Durant le XVIe siècle, l’infanterie se groupe en gros bataillons de 3 à 6 000 hommes qui prennent la forme de carrés : carrés d’hommes, c’est à dire présentant autant d’hommes de front que de côté (50 files sur 50 rangs pour un bataillon de 2500 hommes) ou carrés de terrain, c’est à dire que les hommes occuperont une surface au sol carrée, (150 par 150 pieds par exemple). Le commandement reste relativement centralisé et, malgré l’apparition dans les armées françaises de lanspessades en 1508, puis de caps d’escadres – ancêtres des caporaux – sous François Ier, les chefs d’armée ne prennent pas le risque de diviser ces formations en unités autonomes plus manœuvrables. Il faut attendre Condé et Coligny pour voir apparaître, comme à la bataille de Saint-Denis en 1567, des petites formations indépendantes de 500 hommes. Henri IV reprendra cette vision tactique et la poussera encore plus loin. En 1590, pour la bataille d’Ivry, il aligne son infanterie par petites unités de 500 hommes, mais chaque bataillon de 500 piquiers suisses ou lansquenets est encadré par deux bataillons de 500 arquebusiers français. Et la tactique inter-arme est poussée encore plus loin : entre chacune de ces formations de trois bataillons est intercalée un escadron de cavalerie. Ni Jacques-Auguste de Thou[1], dans son Histoire Universelle, ni les autres historiens ne donnent de nom particulier à ces formations d’infanterie. « Chaque escadron avait sur ses flancs un corps d’infanterie pour le couvrir, et était précédé par quelques aventuriers », écrit simplement de Thou. Davila[2], dans son Histoire des guerres civiles en France, est encore plus laconique sur le sujet : « A chaque escadron il joignit un bataillon, qui par une grêle d’arquebusades, devait soutenir la cavalerie, éclaircir les rangs ennemis ».

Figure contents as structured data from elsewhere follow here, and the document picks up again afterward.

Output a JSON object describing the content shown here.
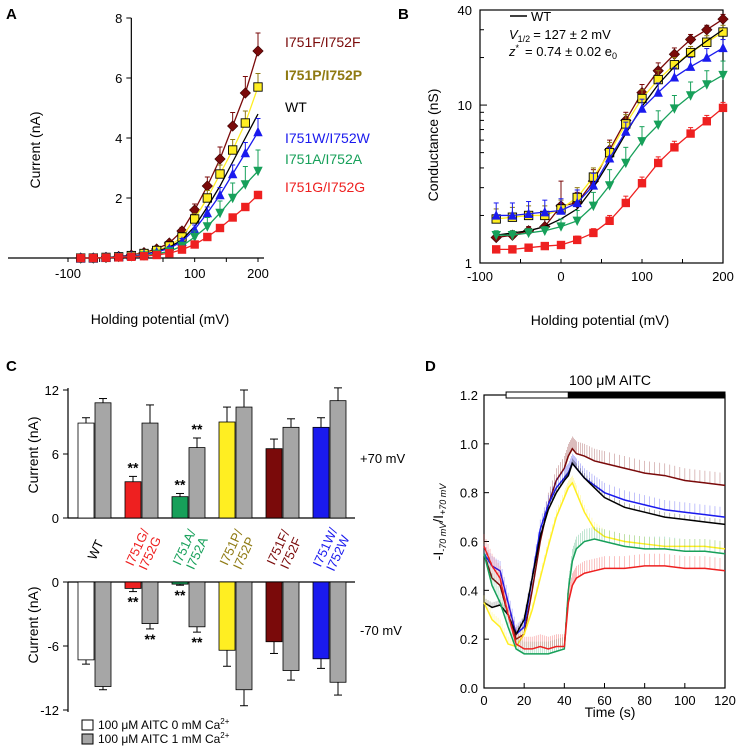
{
  "figure": {
    "panel_labels": [
      "A",
      "B",
      "C",
      "D"
    ]
  },
  "colors": {
    "WT": "#000000",
    "I751F/I752F": "#7a0a0a",
    "I751P/I752P": "#8f7a12",
    "I751W/I752W": "#1a1aee",
    "I751A/I752A": "#17a05a",
    "I751G/I752G": "#ee2020",
    "yellow_fill": "#ffee22",
    "gray_fill": "#a6a6a6"
  },
  "chart_data": [
    {
      "panel": "A",
      "type": "line",
      "xlabel": "Holding potential (mV)",
      "ylabel": "Current (nA)",
      "xlim": [
        -100,
        200
      ],
      "ylim": [
        0,
        8
      ],
      "xticks": [
        -100,
        100,
        200
      ],
      "xtick_labels": [
        "-100",
        "100",
        "200"
      ],
      "yticks": [
        2,
        4,
        6,
        8
      ],
      "ytick_labels": [
        "2",
        "4",
        "6",
        "8"
      ],
      "x": [
        -80,
        -60,
        -40,
        -20,
        0,
        20,
        40,
        60,
        80,
        100,
        120,
        140,
        160,
        180,
        200
      ],
      "series": [
        {
          "name": "I751F/I752F",
          "label": "I751F/I752F",
          "marker": "diamond",
          "values": [
            0.0,
            0.0,
            0.02,
            0.05,
            0.1,
            0.18,
            0.3,
            0.5,
            0.9,
            1.6,
            2.4,
            3.3,
            4.4,
            5.5,
            6.9
          ],
          "errors": [
            0,
            0,
            0,
            0,
            0,
            0,
            0.05,
            0.08,
            0.12,
            0.2,
            0.3,
            0.4,
            0.45,
            0.55,
            0.6
          ]
        },
        {
          "name": "I751P/I752P",
          "label": "I751P/I752P",
          "marker": "square-yellow",
          "values": [
            0.0,
            0.0,
            0.02,
            0.04,
            0.08,
            0.15,
            0.25,
            0.4,
            0.7,
            1.3,
            2.0,
            2.8,
            3.6,
            4.5,
            5.7
          ],
          "errors": [
            0,
            0,
            0,
            0,
            0,
            0,
            0.05,
            0.08,
            0.1,
            0.18,
            0.25,
            0.3,
            0.35,
            0.4,
            0.45
          ]
        },
        {
          "name": "WT",
          "label": "WT",
          "marker": "none",
          "values": [
            0.0,
            0.0,
            0.02,
            0.04,
            0.07,
            0.12,
            0.22,
            0.36,
            0.6,
            1.05,
            1.7,
            2.4,
            3.2,
            4.0,
            4.8
          ],
          "errors": [
            0,
            0,
            0,
            0,
            0,
            0,
            0,
            0,
            0,
            0,
            0,
            0,
            0,
            0,
            0
          ]
        },
        {
          "name": "I751W/I752W",
          "label": "I751W/I752W",
          "marker": "triangle-up",
          "values": [
            0.0,
            0.0,
            0.02,
            0.04,
            0.07,
            0.12,
            0.2,
            0.32,
            0.55,
            0.95,
            1.5,
            2.1,
            2.8,
            3.5,
            4.2
          ],
          "errors": [
            0,
            0,
            0,
            0,
            0,
            0,
            0.04,
            0.06,
            0.1,
            0.15,
            0.2,
            0.25,
            0.3,
            0.35,
            0.45
          ]
        },
        {
          "name": "I751A/I752A",
          "label": "I751A/I752A",
          "marker": "triangle-down",
          "values": [
            0.0,
            0.0,
            0.02,
            0.03,
            0.05,
            0.08,
            0.14,
            0.22,
            0.4,
            0.7,
            1.05,
            1.5,
            2.0,
            2.45,
            2.9
          ],
          "errors": [
            0,
            0,
            0,
            0,
            0,
            0,
            0.04,
            0.06,
            0.12,
            0.2,
            0.3,
            0.4,
            0.5,
            0.6,
            0.7
          ]
        },
        {
          "name": "I751G/I752G",
          "label": "I751G/I752G",
          "marker": "square",
          "values": [
            0.0,
            0.0,
            0.01,
            0.02,
            0.04,
            0.06,
            0.1,
            0.16,
            0.28,
            0.45,
            0.7,
            1.0,
            1.35,
            1.7,
            2.1
          ],
          "errors": [
            0,
            0,
            0,
            0,
            0,
            0,
            0,
            0,
            0,
            0.04,
            0.05,
            0.06,
            0.08,
            0.1,
            0.12
          ]
        }
      ]
    },
    {
      "panel": "B",
      "type": "line",
      "xlabel": "Holding potential (mV)",
      "ylabel": "Conductance (nS)",
      "yscale": "log",
      "xlim": [
        -100,
        200
      ],
      "ylim": [
        1,
        40
      ],
      "xticks": [
        -100,
        0,
        100,
        200
      ],
      "xtick_labels": [
        "-100",
        "0",
        "100",
        "200"
      ],
      "yticks": [
        1,
        10,
        40
      ],
      "ytick_labels": [
        "1",
        "10",
        "40"
      ],
      "legend_label": "WT",
      "annotation_v12": "= 127 ± 2 mV",
      "annotation_z": "= 0.74 ± 0.02 e",
      "annotation_v_symbol": "V",
      "annotation_v_sub": "1/2",
      "annotation_z_symbol": "z",
      "annotation_z_sup": "*",
      "annotation_z_sub": "0",
      "x": [
        -80,
        -60,
        -40,
        -20,
        0,
        20,
        40,
        60,
        80,
        100,
        120,
        140,
        160,
        180,
        200
      ],
      "series": [
        {
          "name": "I751F/I752F",
          "marker": "diamond",
          "values": [
            1.45,
            1.5,
            1.6,
            1.7,
            2.3,
            2.4,
            3.3,
            5.2,
            8.0,
            12.0,
            16.5,
            21.0,
            26.0,
            30.0,
            35.0
          ],
          "errors": [
            0.1,
            0.1,
            0.1,
            0.2,
            1.0,
            0.4,
            0.6,
            0.8,
            1.0,
            1.5,
            2.0,
            2.0,
            2.0,
            2.0,
            2.5
          ]
        },
        {
          "name": "I751P/I752P",
          "marker": "square-yellow",
          "values": [
            1.9,
            1.95,
            2.0,
            2.0,
            2.2,
            2.6,
            3.5,
            5.0,
            7.6,
            11.0,
            14.5,
            18.0,
            21.5,
            25.0,
            29.0
          ],
          "errors": [
            0.3,
            0.3,
            0.3,
            0.3,
            0.3,
            0.4,
            0.5,
            0.8,
            1.1,
            1.5,
            2.0,
            2.0,
            2.0,
            2.5,
            3.0
          ]
        },
        {
          "name": "WT",
          "marker": "none",
          "values": [
            1.5,
            1.55,
            1.6,
            1.7,
            1.9,
            2.2,
            3.0,
            4.4,
            6.6,
            9.8,
            13.5,
            17.5,
            21.5,
            25.5,
            30.0
          ],
          "errors": []
        },
        {
          "name": "I751W/I752W",
          "marker": "triangle-up",
          "values": [
            2.0,
            2.0,
            2.05,
            2.1,
            2.15,
            2.4,
            3.1,
            4.6,
            6.8,
            9.5,
            12.0,
            15.0,
            17.5,
            20.0,
            23.0
          ],
          "errors": [
            0.4,
            0.4,
            0.4,
            0.4,
            0.4,
            0.5,
            0.6,
            0.8,
            1.0,
            1.4,
            1.8,
            2.2,
            2.5,
            2.8,
            3.0
          ]
        },
        {
          "name": "I751A/I752A",
          "marker": "triangle-down",
          "values": [
            1.5,
            1.5,
            1.55,
            1.6,
            1.7,
            1.85,
            2.3,
            3.1,
            4.3,
            5.9,
            7.5,
            9.5,
            11.5,
            13.5,
            15.5
          ],
          "errors": [
            0.1,
            0.1,
            0.1,
            0.1,
            0.2,
            0.3,
            0.5,
            0.8,
            1.1,
            1.4,
            1.7,
            2.0,
            2.5,
            3.0,
            3.5
          ]
        },
        {
          "name": "I751G/I752G",
          "marker": "square",
          "values": [
            1.22,
            1.22,
            1.25,
            1.28,
            1.3,
            1.4,
            1.55,
            1.85,
            2.4,
            3.2,
            4.3,
            5.4,
            6.6,
            7.9,
            9.6
          ],
          "errors": [
            0.02,
            0.02,
            0.03,
            0.05,
            0.05,
            0.08,
            0.1,
            0.15,
            0.25,
            0.3,
            0.4,
            0.5,
            0.6,
            0.7,
            0.8
          ]
        }
      ]
    },
    {
      "panel": "C",
      "type": "bar",
      "categories": [
        "WT",
        "I751G/\nI752G",
        "I751A/\nI752A",
        "I751P/\nI752P",
        "I751F/\nI752F",
        "I751W/\nI752W"
      ],
      "category_lines": [
        [
          "WT"
        ],
        [
          "I751G/",
          "I752G"
        ],
        [
          "I751A/",
          "I752A"
        ],
        [
          "I751P/",
          "I752P"
        ],
        [
          "I751F/",
          "I752F"
        ],
        [
          "I751W/",
          "I752W"
        ]
      ],
      "category_colors": [
        "#000000",
        "#ee2020",
        "#17a05a",
        "#8f7a12",
        "#7a0a0a",
        "#1a1aee"
      ],
      "ylabel_top": "Current (nA)",
      "ylabel_bottom": "Current (nA)",
      "top_ylim": [
        0,
        12
      ],
      "top_yticks": [
        0,
        6,
        12
      ],
      "top_ytick_labels": [
        "0",
        "6",
        "12"
      ],
      "bottom_ylim": [
        -12,
        0
      ],
      "bottom_yticks": [
        0,
        -6,
        -12
      ],
      "bottom_ytick_labels": [
        "0",
        "-6",
        "-12"
      ],
      "top_label": "+70 mV",
      "bottom_label": "-70 mV",
      "legend": [
        "100 μM AITC 0 mM Ca",
        "100 μM AITC 1 mM Ca"
      ],
      "legend_sup": "2+",
      "series": [
        {
          "name": "100 μM AITC 0 mM Ca2+",
          "fills": [
            "#ffffff",
            "#ee2020",
            "#17a05a",
            "#ffee22",
            "#7a0a0a",
            "#1a1aee"
          ],
          "top_values": [
            8.9,
            3.4,
            2.0,
            9.0,
            6.5,
            8.5
          ],
          "top_errors": [
            0.5,
            0.5,
            0.3,
            1.4,
            0.9,
            0.9
          ],
          "bottom_values": [
            -7.3,
            -0.6,
            -0.2,
            -6.4,
            -5.6,
            -7.2
          ],
          "bottom_errors": [
            0.4,
            0.3,
            0.1,
            1.5,
            1.1,
            0.9
          ],
          "top_sig": [
            "",
            "**",
            "**",
            "",
            "",
            ""
          ],
          "bottom_sig": [
            "",
            "**",
            "**",
            "",
            "",
            ""
          ]
        },
        {
          "name": "100 μM AITC 1 mM Ca2+",
          "fills": [
            "#a6a6a6",
            "#a6a6a6",
            "#a6a6a6",
            "#a6a6a6",
            "#a6a6a6",
            "#a6a6a6"
          ],
          "top_values": [
            10.8,
            8.9,
            6.6,
            10.4,
            8.5,
            11.0
          ],
          "top_errors": [
            0.4,
            1.7,
            0.9,
            1.6,
            0.8,
            1.2
          ],
          "bottom_values": [
            -9.8,
            -3.9,
            -4.2,
            -10.1,
            -8.3,
            -9.4
          ],
          "bottom_errors": [
            0.3,
            0.5,
            0.5,
            1.5,
            0.9,
            1.2
          ],
          "top_sig": [
            "",
            "",
            "**",
            "",
            "",
            ""
          ],
          "bottom_sig": [
            "",
            "**",
            "**",
            "",
            "",
            ""
          ]
        }
      ]
    },
    {
      "panel": "D",
      "type": "line",
      "xlabel": "Time (s)",
      "ylabel": "-I-70 mV/I+70 mV",
      "ylabel_parts": [
        "-I",
        "-70 mV",
        "/I",
        "+70 mV"
      ],
      "xlim": [
        0,
        120
      ],
      "ylim": [
        0,
        1.2
      ],
      "xticks": [
        0,
        20,
        40,
        60,
        80,
        100,
        120
      ],
      "xtick_labels": [
        "0",
        "20",
        "40",
        "60",
        "80",
        "100",
        "120"
      ],
      "yticks": [
        0.0,
        0.2,
        0.4,
        0.6,
        0.8,
        1.0,
        1.2
      ],
      "ytick_labels": [
        "0.0",
        "0.2",
        "0.4",
        "0.6",
        "0.8",
        "1.0",
        "1.2"
      ],
      "bar_label": "100 μM AITC",
      "bar_open": [
        11,
        42
      ],
      "bar_filled": [
        42,
        120
      ],
      "x": [
        0,
        4,
        8,
        12,
        16,
        20,
        24,
        28,
        32,
        36,
        40,
        42,
        44,
        46,
        50,
        55,
        60,
        70,
        80,
        90,
        100,
        110,
        120
      ],
      "series": [
        {
          "name": "I751F/I752F",
          "color": "#7a0a0a",
          "values": [
            0.55,
            0.45,
            0.42,
            0.3,
            0.2,
            0.22,
            0.4,
            0.6,
            0.75,
            0.85,
            0.9,
            0.95,
            0.98,
            0.96,
            0.95,
            0.93,
            0.92,
            0.9,
            0.88,
            0.87,
            0.85,
            0.84,
            0.83
          ],
          "err": 0.05
        },
        {
          "name": "I751W/I752W",
          "color": "#1a1aee",
          "values": [
            0.55,
            0.5,
            0.48,
            0.35,
            0.22,
            0.25,
            0.45,
            0.65,
            0.75,
            0.82,
            0.86,
            0.88,
            0.92,
            0.9,
            0.86,
            0.83,
            0.8,
            0.77,
            0.75,
            0.73,
            0.72,
            0.71,
            0.7
          ],
          "err": 0.04
        },
        {
          "name": "WT",
          "color": "#000000",
          "values": [
            0.35,
            0.33,
            0.34,
            0.3,
            0.22,
            0.28,
            0.45,
            0.62,
            0.73,
            0.8,
            0.85,
            0.87,
            0.92,
            0.9,
            0.86,
            0.82,
            0.78,
            0.74,
            0.72,
            0.7,
            0.69,
            0.68,
            0.67
          ],
          "err": 0.02
        },
        {
          "name": "I751P/I752P",
          "color": "#ffee22",
          "values": [
            0.35,
            0.28,
            0.25,
            0.18,
            0.17,
            0.22,
            0.32,
            0.45,
            0.58,
            0.7,
            0.78,
            0.82,
            0.84,
            0.8,
            0.72,
            0.65,
            0.62,
            0.6,
            0.59,
            0.58,
            0.58,
            0.58,
            0.57
          ],
          "err": 0.03
        },
        {
          "name": "I751A/I752A",
          "color": "#17a05a",
          "values": [
            0.55,
            0.42,
            0.35,
            0.25,
            0.16,
            0.14,
            0.14,
            0.14,
            0.14,
            0.15,
            0.16,
            0.4,
            0.52,
            0.57,
            0.6,
            0.61,
            0.6,
            0.58,
            0.57,
            0.57,
            0.56,
            0.56,
            0.55
          ],
          "err": 0.05
        },
        {
          "name": "I751G/I752G",
          "color": "#ee2020",
          "values": [
            0.58,
            0.5,
            0.45,
            0.3,
            0.18,
            0.16,
            0.16,
            0.17,
            0.16,
            0.17,
            0.17,
            0.35,
            0.42,
            0.45,
            0.47,
            0.48,
            0.49,
            0.49,
            0.5,
            0.5,
            0.49,
            0.49,
            0.48
          ],
          "err": 0.05
        }
      ]
    }
  ]
}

À l’initiative de Maurice Nassau, les guerres de Hollande voient l’utilisation de petits bataillons de 400 à 600 hommes résolument inter-armes. À la différence de ceux d’Henri IV, les bataillons de Maurice de Nassau mêlent piquiers et mousquetaires. Le terme de brigade n’est pas encore utilisé mais on observe que les bataillons sont regroupés principalement par paires. Le déploiement de l’armée du prince d’Orange, à Juliers[3] en 1610, montre bien que les bataillons sont groupés par deux. Les Danois imiteront quinze ans plus tard ces dispositions en déployant leur armée, en 1625, sur le même modèle : les bataillons sont groupés deux par deux et placés en losange.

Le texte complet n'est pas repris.